Jasmin Bogatinovski · Technical University Berlin · Jasmin.Bogatinovski@tu-berlin.de

Jasmin Bogatinovski is a research associate in the group of Distributed Operating Systems at TU Berlin. He received his MSc. title in Computer Science from the IPS Jo\v{z}ef Stefan in 2019 while working at the Department of Knowledge Technologies as collaborator. His research interest are in the areas of: artificial intelligence, machine learning and distributed systems. More specifically, he is interested in the area of meta learning and its impact across different learning tasks including single-target, multi-target classification/regression and the anomaly detection task. From the practical aspects he is interested in developing and applying novel machine learning methods in the domain of IT operation (AIOps).

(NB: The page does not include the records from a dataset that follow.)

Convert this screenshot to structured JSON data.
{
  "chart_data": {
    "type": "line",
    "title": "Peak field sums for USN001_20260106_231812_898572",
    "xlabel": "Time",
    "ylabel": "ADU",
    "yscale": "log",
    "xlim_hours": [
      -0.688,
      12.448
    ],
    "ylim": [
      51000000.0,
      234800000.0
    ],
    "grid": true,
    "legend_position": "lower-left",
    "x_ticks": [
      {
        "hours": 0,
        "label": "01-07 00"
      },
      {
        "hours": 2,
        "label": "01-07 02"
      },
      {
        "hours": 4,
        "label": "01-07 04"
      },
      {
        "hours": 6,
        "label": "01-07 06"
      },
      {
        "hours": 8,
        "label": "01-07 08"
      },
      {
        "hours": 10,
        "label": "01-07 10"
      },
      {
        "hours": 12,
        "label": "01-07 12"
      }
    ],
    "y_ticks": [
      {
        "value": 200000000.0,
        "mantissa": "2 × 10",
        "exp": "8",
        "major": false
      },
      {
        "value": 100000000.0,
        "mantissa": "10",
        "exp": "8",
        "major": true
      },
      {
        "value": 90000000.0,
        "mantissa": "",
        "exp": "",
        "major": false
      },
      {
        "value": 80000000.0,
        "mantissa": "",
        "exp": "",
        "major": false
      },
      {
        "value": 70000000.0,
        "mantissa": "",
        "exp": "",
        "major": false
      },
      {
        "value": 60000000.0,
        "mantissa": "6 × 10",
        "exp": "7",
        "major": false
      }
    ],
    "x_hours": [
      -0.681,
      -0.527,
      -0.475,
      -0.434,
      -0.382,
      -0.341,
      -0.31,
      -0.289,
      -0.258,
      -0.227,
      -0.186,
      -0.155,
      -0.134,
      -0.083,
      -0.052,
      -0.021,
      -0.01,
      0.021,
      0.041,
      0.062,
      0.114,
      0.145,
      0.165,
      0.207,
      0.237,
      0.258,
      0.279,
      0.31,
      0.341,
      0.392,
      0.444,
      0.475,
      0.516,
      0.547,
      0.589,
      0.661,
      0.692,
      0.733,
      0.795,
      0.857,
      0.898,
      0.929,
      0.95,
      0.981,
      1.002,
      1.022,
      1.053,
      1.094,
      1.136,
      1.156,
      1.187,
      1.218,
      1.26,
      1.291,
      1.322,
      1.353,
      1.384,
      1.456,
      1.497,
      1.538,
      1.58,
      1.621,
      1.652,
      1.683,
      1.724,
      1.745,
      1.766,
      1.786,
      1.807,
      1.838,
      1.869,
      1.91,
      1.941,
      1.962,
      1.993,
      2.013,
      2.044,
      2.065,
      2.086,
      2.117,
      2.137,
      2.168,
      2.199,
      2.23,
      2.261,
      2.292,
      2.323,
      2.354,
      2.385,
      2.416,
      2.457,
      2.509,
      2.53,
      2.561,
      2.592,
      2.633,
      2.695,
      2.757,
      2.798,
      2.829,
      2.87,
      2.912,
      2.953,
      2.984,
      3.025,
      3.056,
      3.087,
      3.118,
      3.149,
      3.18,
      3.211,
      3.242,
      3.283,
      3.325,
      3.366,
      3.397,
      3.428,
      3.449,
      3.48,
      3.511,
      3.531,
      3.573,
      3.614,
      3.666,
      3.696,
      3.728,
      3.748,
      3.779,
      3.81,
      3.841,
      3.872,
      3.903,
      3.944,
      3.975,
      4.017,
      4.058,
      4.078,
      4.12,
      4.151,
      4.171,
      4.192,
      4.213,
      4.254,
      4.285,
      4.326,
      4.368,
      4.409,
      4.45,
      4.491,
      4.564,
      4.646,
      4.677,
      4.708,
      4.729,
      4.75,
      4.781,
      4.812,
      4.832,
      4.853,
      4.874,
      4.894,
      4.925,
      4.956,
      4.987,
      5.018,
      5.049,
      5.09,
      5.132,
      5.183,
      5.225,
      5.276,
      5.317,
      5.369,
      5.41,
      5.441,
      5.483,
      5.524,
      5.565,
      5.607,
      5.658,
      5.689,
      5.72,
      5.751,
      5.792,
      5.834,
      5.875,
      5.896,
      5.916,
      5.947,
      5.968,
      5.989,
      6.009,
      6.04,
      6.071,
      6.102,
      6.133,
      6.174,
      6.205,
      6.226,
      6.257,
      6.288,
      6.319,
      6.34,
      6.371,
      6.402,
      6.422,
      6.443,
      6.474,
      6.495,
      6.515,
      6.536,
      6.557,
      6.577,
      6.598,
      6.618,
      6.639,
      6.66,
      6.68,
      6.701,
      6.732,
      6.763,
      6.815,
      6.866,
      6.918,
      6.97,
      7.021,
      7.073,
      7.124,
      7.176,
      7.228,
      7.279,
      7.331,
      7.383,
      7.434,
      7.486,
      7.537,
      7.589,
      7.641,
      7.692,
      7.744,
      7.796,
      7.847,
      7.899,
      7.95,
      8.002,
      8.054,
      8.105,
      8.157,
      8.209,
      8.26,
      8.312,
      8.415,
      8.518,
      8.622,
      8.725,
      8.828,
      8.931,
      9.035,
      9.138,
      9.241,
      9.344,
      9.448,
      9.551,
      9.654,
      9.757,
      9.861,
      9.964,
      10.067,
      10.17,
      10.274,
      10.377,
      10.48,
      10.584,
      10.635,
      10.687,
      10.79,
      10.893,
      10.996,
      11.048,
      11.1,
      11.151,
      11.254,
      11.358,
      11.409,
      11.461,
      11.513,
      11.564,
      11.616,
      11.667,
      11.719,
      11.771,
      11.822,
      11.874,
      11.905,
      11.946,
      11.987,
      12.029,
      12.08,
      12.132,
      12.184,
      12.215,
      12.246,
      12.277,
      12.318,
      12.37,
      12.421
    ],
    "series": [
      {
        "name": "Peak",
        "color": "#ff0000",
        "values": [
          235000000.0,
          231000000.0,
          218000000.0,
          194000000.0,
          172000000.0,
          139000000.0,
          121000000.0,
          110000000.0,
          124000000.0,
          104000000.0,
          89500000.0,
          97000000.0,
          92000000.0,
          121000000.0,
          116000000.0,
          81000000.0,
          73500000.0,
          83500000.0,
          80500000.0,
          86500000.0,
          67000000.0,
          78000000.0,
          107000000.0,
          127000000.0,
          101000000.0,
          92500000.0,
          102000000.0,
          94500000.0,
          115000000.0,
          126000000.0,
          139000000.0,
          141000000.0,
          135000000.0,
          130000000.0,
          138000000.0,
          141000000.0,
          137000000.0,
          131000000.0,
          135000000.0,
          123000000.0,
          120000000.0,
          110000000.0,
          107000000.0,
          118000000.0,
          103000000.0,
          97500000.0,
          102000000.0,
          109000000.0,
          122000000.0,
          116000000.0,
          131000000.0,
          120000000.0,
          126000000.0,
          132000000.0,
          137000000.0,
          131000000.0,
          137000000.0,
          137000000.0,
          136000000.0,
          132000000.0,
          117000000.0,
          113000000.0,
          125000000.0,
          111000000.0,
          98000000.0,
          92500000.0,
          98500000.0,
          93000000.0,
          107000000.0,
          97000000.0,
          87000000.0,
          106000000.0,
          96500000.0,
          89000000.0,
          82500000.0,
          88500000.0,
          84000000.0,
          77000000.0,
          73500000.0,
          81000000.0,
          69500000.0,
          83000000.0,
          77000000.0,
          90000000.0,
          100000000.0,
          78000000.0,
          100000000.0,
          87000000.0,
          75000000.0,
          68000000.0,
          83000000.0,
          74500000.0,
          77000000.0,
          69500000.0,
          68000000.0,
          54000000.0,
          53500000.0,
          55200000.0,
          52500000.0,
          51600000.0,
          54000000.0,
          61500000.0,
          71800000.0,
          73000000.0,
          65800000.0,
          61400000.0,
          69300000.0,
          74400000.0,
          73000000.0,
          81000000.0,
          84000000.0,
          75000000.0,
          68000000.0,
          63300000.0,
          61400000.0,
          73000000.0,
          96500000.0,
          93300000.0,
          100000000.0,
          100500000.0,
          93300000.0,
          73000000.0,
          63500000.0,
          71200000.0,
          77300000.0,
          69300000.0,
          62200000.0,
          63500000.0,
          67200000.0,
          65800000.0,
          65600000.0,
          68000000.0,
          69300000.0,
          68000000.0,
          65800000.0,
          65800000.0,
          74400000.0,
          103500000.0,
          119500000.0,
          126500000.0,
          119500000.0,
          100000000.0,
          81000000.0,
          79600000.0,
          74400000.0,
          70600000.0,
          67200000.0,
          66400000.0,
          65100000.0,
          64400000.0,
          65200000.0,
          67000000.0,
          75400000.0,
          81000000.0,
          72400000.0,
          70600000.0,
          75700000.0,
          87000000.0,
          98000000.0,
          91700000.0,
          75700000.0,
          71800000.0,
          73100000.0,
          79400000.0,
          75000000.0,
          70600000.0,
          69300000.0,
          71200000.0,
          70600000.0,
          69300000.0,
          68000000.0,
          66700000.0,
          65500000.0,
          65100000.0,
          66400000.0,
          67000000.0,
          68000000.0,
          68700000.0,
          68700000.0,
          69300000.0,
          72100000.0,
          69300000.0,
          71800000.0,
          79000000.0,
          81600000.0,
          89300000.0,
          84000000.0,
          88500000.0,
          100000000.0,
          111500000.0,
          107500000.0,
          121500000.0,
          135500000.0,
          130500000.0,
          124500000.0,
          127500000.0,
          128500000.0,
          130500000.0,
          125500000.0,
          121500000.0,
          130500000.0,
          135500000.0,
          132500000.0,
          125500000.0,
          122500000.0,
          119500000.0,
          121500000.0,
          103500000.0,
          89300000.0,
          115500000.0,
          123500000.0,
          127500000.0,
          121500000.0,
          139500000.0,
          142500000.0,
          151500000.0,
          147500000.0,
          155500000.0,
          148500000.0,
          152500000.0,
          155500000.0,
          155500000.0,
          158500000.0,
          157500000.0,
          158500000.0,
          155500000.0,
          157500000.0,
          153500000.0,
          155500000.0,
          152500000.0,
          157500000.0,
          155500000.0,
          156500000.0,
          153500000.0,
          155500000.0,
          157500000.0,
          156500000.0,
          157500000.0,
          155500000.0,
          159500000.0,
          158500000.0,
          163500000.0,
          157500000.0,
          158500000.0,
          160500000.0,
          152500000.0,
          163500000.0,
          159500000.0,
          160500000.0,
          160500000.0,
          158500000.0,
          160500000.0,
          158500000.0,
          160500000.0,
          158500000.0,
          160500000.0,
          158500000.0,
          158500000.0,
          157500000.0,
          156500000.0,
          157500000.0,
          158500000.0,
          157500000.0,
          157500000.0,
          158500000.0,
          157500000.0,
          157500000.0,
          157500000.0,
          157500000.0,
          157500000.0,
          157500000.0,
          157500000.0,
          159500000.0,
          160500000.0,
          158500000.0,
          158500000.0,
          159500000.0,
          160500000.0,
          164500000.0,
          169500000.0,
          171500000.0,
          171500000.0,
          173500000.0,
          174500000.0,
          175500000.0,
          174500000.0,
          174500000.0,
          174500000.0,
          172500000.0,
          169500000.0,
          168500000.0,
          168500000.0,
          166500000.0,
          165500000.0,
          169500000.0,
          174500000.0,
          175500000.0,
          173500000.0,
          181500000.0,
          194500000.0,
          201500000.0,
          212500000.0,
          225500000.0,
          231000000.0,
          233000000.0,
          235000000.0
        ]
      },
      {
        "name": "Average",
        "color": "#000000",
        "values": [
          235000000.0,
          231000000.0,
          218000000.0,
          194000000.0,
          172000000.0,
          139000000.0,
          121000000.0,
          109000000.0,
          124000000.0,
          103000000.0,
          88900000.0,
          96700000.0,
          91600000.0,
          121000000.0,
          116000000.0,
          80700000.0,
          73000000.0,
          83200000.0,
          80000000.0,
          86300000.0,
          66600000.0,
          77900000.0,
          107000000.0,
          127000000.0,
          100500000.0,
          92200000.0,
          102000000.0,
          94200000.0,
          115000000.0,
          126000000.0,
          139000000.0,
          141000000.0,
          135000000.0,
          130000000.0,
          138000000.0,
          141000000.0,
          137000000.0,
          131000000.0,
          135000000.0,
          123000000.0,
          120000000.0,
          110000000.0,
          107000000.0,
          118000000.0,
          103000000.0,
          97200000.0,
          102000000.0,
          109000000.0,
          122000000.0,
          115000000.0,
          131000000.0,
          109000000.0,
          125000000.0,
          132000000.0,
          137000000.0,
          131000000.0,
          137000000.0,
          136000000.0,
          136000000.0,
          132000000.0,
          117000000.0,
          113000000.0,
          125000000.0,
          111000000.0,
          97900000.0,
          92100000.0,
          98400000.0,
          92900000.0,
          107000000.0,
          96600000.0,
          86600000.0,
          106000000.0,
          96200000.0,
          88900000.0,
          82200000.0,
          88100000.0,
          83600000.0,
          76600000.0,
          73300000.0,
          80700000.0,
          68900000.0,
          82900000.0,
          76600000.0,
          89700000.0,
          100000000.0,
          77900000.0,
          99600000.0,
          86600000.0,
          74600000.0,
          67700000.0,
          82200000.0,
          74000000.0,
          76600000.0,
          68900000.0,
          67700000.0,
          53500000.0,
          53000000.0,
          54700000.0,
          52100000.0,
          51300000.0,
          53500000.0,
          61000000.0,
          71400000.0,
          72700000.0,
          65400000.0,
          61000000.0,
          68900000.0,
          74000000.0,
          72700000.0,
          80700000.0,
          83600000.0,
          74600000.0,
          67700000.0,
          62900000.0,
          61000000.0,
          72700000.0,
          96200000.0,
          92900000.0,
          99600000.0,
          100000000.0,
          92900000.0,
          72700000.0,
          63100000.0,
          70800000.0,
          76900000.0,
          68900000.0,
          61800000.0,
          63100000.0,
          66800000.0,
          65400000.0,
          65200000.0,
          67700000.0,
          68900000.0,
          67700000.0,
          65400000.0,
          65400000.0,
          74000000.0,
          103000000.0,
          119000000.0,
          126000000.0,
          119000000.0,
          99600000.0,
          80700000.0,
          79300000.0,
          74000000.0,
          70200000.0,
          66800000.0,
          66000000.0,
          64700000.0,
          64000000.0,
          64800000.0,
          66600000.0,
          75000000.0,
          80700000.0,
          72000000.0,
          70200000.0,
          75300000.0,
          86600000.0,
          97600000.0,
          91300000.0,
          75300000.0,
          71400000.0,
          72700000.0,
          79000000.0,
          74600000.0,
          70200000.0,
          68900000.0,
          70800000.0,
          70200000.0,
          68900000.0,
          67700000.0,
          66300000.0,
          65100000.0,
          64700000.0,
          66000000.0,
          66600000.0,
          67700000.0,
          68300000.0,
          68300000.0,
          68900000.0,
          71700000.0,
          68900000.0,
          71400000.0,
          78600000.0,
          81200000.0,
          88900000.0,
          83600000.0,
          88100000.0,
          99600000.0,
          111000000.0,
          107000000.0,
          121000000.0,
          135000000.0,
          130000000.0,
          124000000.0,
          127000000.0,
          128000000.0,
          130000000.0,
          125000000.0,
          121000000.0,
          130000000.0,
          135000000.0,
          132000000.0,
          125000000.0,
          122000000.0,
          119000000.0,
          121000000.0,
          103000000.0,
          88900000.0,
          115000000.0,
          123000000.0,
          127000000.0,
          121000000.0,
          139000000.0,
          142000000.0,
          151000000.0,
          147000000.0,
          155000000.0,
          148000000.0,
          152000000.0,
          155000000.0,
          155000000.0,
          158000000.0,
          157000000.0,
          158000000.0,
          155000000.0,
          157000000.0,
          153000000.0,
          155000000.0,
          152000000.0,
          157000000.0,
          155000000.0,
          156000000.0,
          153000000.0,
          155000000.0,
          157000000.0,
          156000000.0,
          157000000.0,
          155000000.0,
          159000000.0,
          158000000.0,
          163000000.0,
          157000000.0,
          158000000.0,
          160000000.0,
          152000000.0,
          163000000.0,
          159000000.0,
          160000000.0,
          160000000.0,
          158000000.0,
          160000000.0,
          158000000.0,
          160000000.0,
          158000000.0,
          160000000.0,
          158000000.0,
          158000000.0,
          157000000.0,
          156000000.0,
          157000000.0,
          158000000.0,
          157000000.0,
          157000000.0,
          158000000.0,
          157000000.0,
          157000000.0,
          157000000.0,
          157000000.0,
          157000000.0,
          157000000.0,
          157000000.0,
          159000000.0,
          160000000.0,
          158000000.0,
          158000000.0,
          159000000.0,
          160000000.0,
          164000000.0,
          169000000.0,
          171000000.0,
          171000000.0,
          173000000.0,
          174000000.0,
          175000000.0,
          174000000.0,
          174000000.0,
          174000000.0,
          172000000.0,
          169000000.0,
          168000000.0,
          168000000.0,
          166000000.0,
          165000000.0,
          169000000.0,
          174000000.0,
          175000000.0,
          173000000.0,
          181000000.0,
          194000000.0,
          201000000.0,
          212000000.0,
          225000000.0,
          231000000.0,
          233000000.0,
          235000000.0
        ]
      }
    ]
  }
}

Ana Kostovska · JOŽEF STEFAN INSTITUTE · Ana.Kostovska@ijs.si

Ana Kostovska is a PhD student at the Department of Knowledge Technologies at the Jozef Stefan Institute. She is a holder of the Young Researcher Grant awarded by the Slovenian research agency. Her research interests lie in the fields of machine learning, and knowledge representation and reasoning. Ana’s research work has focused on formalizing the knowledge in a variety of domains (i.e., machine learning, processed-based modelling, optimization) in the form of ontologies. Her main goal is to improve reusability and reproducibility of the research resources and develop benchmarking systems that rely on the use of semantic web technologies. She has been involved in several national and international research projects (e.g., IMPERATRIX, TAILOR) and is currently working on two ESA funded projects: GalaxAI and AITLAS.

Panče Panov · JOŽEF STEFAN INSTITUTE · Pance.Panov@ijs.si

Panče Panov is a researcher at JSI KT and Assistant Professor at the Jožef Stefan International Postgraduate School and Faculty of Information Studies in Novo Mesto. He completed his PhD in 2012 in data mining at the JS International Postgraduate School, Ljubljana. His research interests include ML, data mining, knowledge discovery and ontologies for describing them in various applications. He is the principal investigator of the national basic research project IMPERATRIX (2018-2021) and was involved in several other national and EU projects (e.g. IQ, SUMO, MAESTRA). He published over 30 scientific publications and was the co-editor of one book and one journal special issue, both published by Springer. He was program co-chair of the International Conference on Discovery Science in 2014.